This isn’t exactly a HPC topic; I am doing performance optimizations on my 4-core macbook. After some profiling, I found some bottlenecks in the core. The fixes are relatively simple. They reduced simulation time by about 30%.
The branch is at https://github.com/atait/nengo/tree/optimizations-core
I wanted to ask for feedback before making an issue or PR because I have a very limited understanding of all of the use cases and inner workings of Nengo. Only one nengo-bones test failed (pickling, see below), but those might not perfectly cover everyone relying on Nengo core.
Also, I just benchmarked off of one case, but these should be individually benchmarked before going forward to see if it’s worth it. The test case was a network with about 10k Ensembles of 30 neurons apiece and about 8 Connections projecting to other Ensembles.
Stop initializing BSR matrix on every step call
This probably only shows up when you have lots of small Ensembles.
Store SignalDict misses
When a requested key is not in the dict, SignalDict
can fall back and allocate a new ndarray
. Chances are that whatever requested that key will request it again, so we keep it around
Potential side effect: if the calling entity is relying on getting a freshly allocated ndarray
every time. That would be violating the typical expectations of a dictionary, but I suppose it could happen.
Circumvent np.clip
from numpy 1.17
It introduced significant slow down. https://github.com/numpy/numpy/issues/14281. The rest of Nengo is very good about numpy dtype handling, so it can be replaced with the underlying ufunc.

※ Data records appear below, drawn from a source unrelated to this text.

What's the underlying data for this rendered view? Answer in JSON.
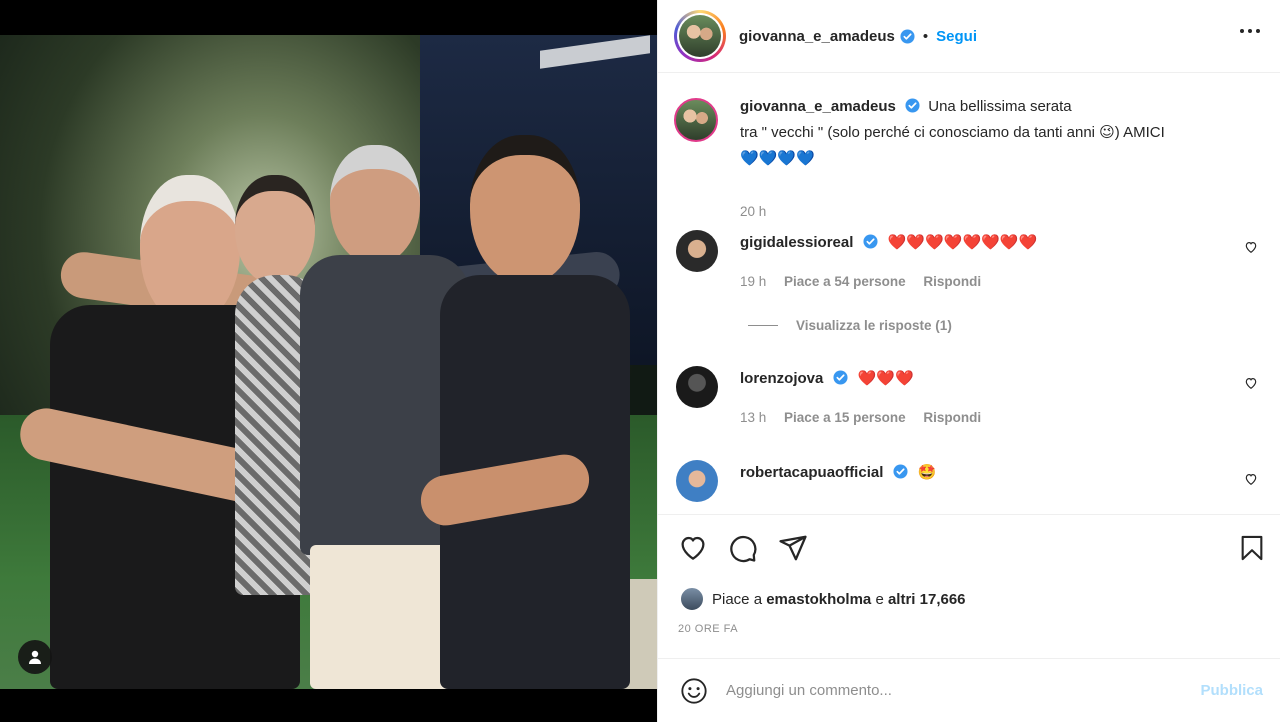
{
  "post": {
    "author": "giovanna_e_amadeus",
    "follow_label": "Segui",
    "separator": "•"
  },
  "caption": {
    "username": "giovanna_e_amadeus",
    "text_line1": "Una bellissima serata",
    "text_line2": "tra \" vecchi \" (solo perché ci conosciamo da tanti anni 😉) AMICI",
    "text_line3": "💙💙💙💙",
    "time": "20 h"
  },
  "comments": [
    {
      "username": "gigidalessioreal",
      "text": "❤️❤️❤️❤️❤️❤️❤️❤️",
      "time": "19 h",
      "likes": "Piace a 54 persone",
      "reply": "Rispondi",
      "view_replies": "Visualizza le risposte (1)"
    },
    {
      "username": "lorenzojova",
      "text": "❤️❤️❤️",
      "time": "13 h",
      "likes": "Piace a 15 persone",
      "reply": "Rispondi"
    },
    {
      "username": "robertacapuaofficial",
      "text": "🤩"
    }
  ],
  "engagement": {
    "likes_prefix": "Piace a",
    "liker": "emastokholma",
    "likes_conj": "e",
    "likes_others": "altri 17,666",
    "date": "20 ORE FA"
  },
  "add_comment": {
    "placeholder": "Aggiungi un commento...",
    "publish": "Pubblica"
  },
  "colors": {
    "accent": "#0095f6",
    "publish_disabled": "#b2dffc",
    "muted": "#8e8e8e",
    "verified": "#3897f0"
  },
  "icons": [
    "heart-icon",
    "comment-icon",
    "share-icon",
    "bookmark-icon",
    "more-icon",
    "emoji-icon",
    "verified-icon",
    "user-tag-icon"
  ]
}
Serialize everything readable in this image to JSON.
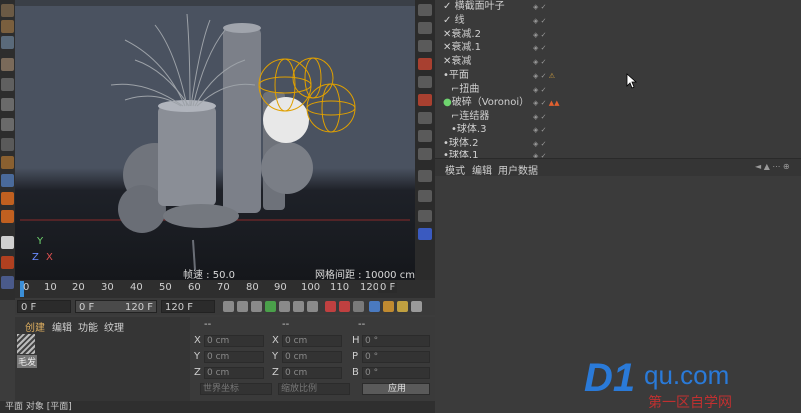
{
  "viewport": {
    "fps_label": "帧速 : 50.0",
    "grid_label": "网格间距 : 10000 cm",
    "axis_y": "Y",
    "axis_z": "Z",
    "axis_x": "X"
  },
  "objects": [
    {
      "name": "横截面叶子",
      "prefix": "✓"
    },
    {
      "name": "线",
      "prefix": "✓"
    },
    {
      "name": "衰减.2",
      "prefix": "✕"
    },
    {
      "name": "衰减.1",
      "prefix": "✕"
    },
    {
      "name": "衰减",
      "prefix": "✕"
    },
    {
      "name": "平面",
      "prefix": "•"
    },
    {
      "name": "扭曲",
      "prefix": "⌐"
    },
    {
      "name": "破碎（Voronoi）",
      "prefix": "●"
    },
    {
      "name": "连结器",
      "prefix": "⌐"
    },
    {
      "name": "球体.3",
      "prefix": "•"
    },
    {
      "name": "球体.2",
      "prefix": "•"
    },
    {
      "name": "球体.1",
      "prefix": "•"
    }
  ],
  "attributes": {
    "menu": [
      "模式",
      "编辑",
      "用户数据"
    ]
  },
  "timeline": {
    "ticks": [
      "0",
      "10",
      "20",
      "30",
      "40",
      "50",
      "60",
      "70",
      "80",
      "90",
      "100",
      "110",
      "120"
    ],
    "current_frame": "0 F"
  },
  "transport": {
    "start_field": "0 F",
    "range_start": "0 F",
    "range_end": "120 F",
    "end_field": "120 F"
  },
  "materials": {
    "menu": [
      "创建",
      "编辑",
      "功能",
      "纹理"
    ],
    "swatch_label": "毛发"
  },
  "coords": {
    "col_headers": [
      "--",
      "--",
      "--"
    ],
    "rows": [
      {
        "a_lbl": "X",
        "a_val": "0 cm",
        "b_lbl": "X",
        "b_val": "0 cm",
        "c_lbl": "H",
        "c_val": "0 °"
      },
      {
        "a_lbl": "Y",
        "a_val": "0 cm",
        "b_lbl": "Y",
        "b_val": "0 cm",
        "c_lbl": "P",
        "c_val": "0 °"
      },
      {
        "a_lbl": "Z",
        "a_val": "0 cm",
        "b_lbl": "Z",
        "b_val": "0 cm",
        "c_lbl": "B",
        "c_val": "0 °"
      }
    ],
    "world_coords": "世界坐标",
    "scale": "缩放比例",
    "apply": "应用"
  },
  "status": {
    "text": "平面 对象 [平面]"
  },
  "watermark": {
    "brand_d1": "D1",
    "brand_qu": "qu.com",
    "tagline": "第一区自学网"
  }
}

Potential issue: if user code is feeding in mismatched dtypes, they might find their way to the ufunc and break it.
For example,
Also, replaced all some_ndarray.clip(a, b)
with clip(some_ndarray, a, b)
and all clip(some_ndarray, a, None)
with np.minimum(some_ndarray, a)
. This is safe for all user code.
Size 1 LinearFilter using builtin float
Builtin floats outperform single-element numpy arrays. This type of filter is a workhorse in some networks. OneXOneIn
, like its sister classes, checks the state-space filter parameters to determine when it is applicable.
Numba-fy the OneX
LinearFilter (probably nengo-extras)
Numba can give you about an order-of-magnitude speedup on numpy code. Under the hood, it uses compiler options, cache exploits, threading, Intel-specific CPU features (if present), etc. With sufficient motivation, one can also tailor its compilation to NVIDIA cards.
This is exactly what you need to do to fully use a modern computer. The whole point of numba is to make those intricacies as pythonic as possible; however, JIT code must surrender some key things.
- does not pickle natively (
test_pickle_sim
failed; workaround is possible) - does not handle 16 bit floats (
test_dtype[16]
passes using a workaround) - impossible to debug, but it’s easy to turn off the JIT decorator for this
- exhaustive testing acquires either a hardware-dependent aspect or a deep trust of the numba developers.
The OneX
filter is the basis of the Lowpass
filter, and, in turn, the most common Synapse
. It’s a major workhorse, and it is pretty straightforward, so potential for a bug is low.
Perhaps a bigger downside is the additional dependency on numba, so I perceive this one as a component of nengo-extras, if anything.